How many times have we caught ourselves in a tense situation because we forgot to smile? Or rather, how many times have we gotten out of a sticky situation because we chose to smile?
Our simple and genuine smile shares positivity with others and conveys our hope of happiness for them.
Connection with words can be much like a smile. I send you my smile and a final thought.
Smiling will make your heart happy, no matter what you may be facing. It’s really that simple.
I wrote something dishonest today. Not the typical lie you would imagine. But it came to me, my heart was not connected to what I wrote. I typed the words, I read the words, but in the end, I did not believe the words.
So, here I am speaking my truth with a question. Why do we work against ourselves and sometimes stop speaking (or writing) our truth?
We know how to reach for authenticity but at times life’s unexpected forces drag us down the path of necessity.
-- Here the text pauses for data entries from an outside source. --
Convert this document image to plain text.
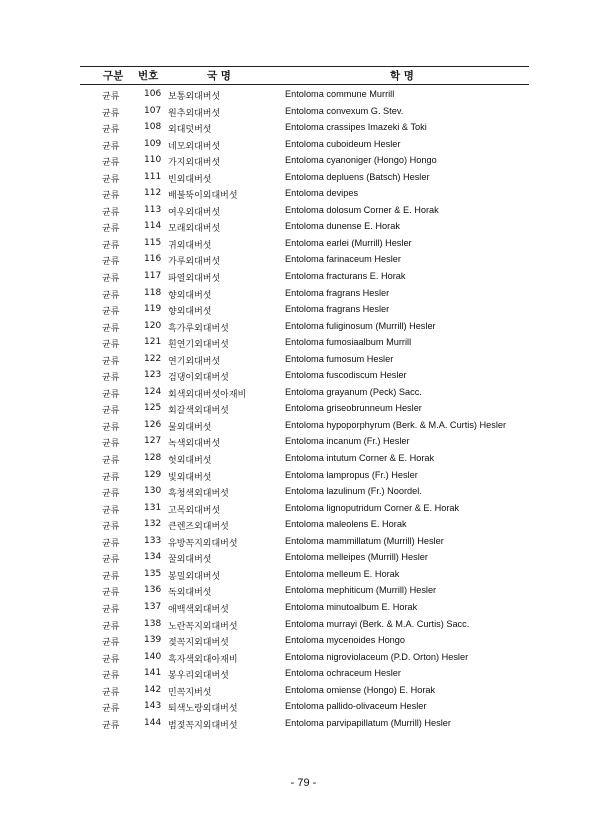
구분 번호	국 명	학 명
균류	106 보통외대버섯	Entoloma commune Murrill
균류	107 원추외대버섯	Entoloma convexum G. Stev.
균류	108 외대덧버섯	Entoloma crassipes Imazeki & Toki
균류	109 네모외대버섯	Entoloma cuboideum Hesler
균류	110 가지외대버섯	Entoloma cyanoniger (Hongo) Hongo
균류	111 빈외대버섯	Entoloma depluens (Batsch) Hesler
균류	112 배불뚝이외대버섯	Entoloma devipes
균류	113 여우외대버섯	Entoloma dolosum Corner & E. Horak
균류	114 모래외대버섯	Entoloma dunense E. Horak
균류	115 귀외대버섯	Entoloma earlei (Murrill) Hesler
균류	116 가루외대버섯	Entoloma farinaceum Hesler
균류	117 파열외대버섯	Entoloma fracturans E. Horak
균류	118 향외대버섯	Entoloma fragrans Hesler
균류	119 향외대버섯	Entoloma fragrans Hesler
균류	120 흑가루외대버섯	Entoloma fuliginosum (Murrill) Hesler
균류	121 흰연기외대버섯	Entoloma fumosiaalbum Murrill
균류	122 연기외대버섯	Entoloma fumosum Hesler
균류	123 검댕이외대버섯	Entoloma fuscodiscum Hesler
균류	124 회색외대버섯아재비	Entoloma grayanum (Peck) Sacc.
균류	125 회갈색외대버섯	Entoloma griseobrunneum Hesler
균류	126 물외대버섯	Entoloma hypoporphyrum (Berk. & M.A. Curtis) Hesler
균류	127 녹색외대버섯	Entoloma incanum (Fr.) Hesler
균류	128 헛외대버섯	Entoloma intutum Corner & E. Horak
균류	129 빛외대버섯	Entoloma lampropus (Fr.) Hesler
균류	130 흑청색외대버섯	Entoloma lazulinum (Fr.) Noordel.
균류	131 고목외대버섯	Entoloma lignoputridum Corner & E. Horak
균류	132 큰렌즈외대버섯	Entoloma maleolens E. Horak
균류	133 유방꼭지외대버섯	Entoloma mammillatum (Murrill) Hesler
균류	134 꿀외대버섯	Entoloma melleipes (Murrill) Hesler
균류	135 봉밀외대버섯	Entoloma melleum E. Horak
균류	136 독외대버섯	Entoloma mephiticum (Murrill) Hesler
균류	137 애백색외대버섯	Entoloma minutoalbum E. Horak
균류	138 노란꼭지외대버섯	Entoloma murrayi (Berk. & M.A. Curtis) Sacc.
균류	139 젖꼭지외대버섯	Entoloma mycenoides Hongo
균류	140 흑자색외대아재비	Entoloma nigroviolaceum (P.D. Orton) Hesler
균류	141 봉우리외대버섯	Entoloma ochraceum Hesler
균류	142 민꼭지버섯	Entoloma omiense (Hongo) E. Horak
균류	143 퇴색노랑외대버섯	Entoloma pallido-olivaceum Hesler
균류	144 범젖꼭지외대버섯	Entoloma parvipapillatum (Murrill) Hesler
- 79 -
Once we learn to surrender that genuine connection, we slowly lose the energy necessary to support our dreams and our creativity.
What if we woke every morning infused with energy to create our dreams? What if we had trouble closing our eyes at night because we could hardly wait to wake and get back to living. Living, not existing. That is authenticity. Recognize when you are moving away from it.
Because hope does not promise instant gratification, rather than struggle with the words to express positivity, I will wait. The energy I work against is confusion or simply congestion in my head. Sharing a joyous heart today may not be the answer.
Perhaps it is the outside environment that weighs me down. Or possibly the work I did this morning on my memoir. Recognizing the pain in the process sometimes requires a pause. And another cup of tea.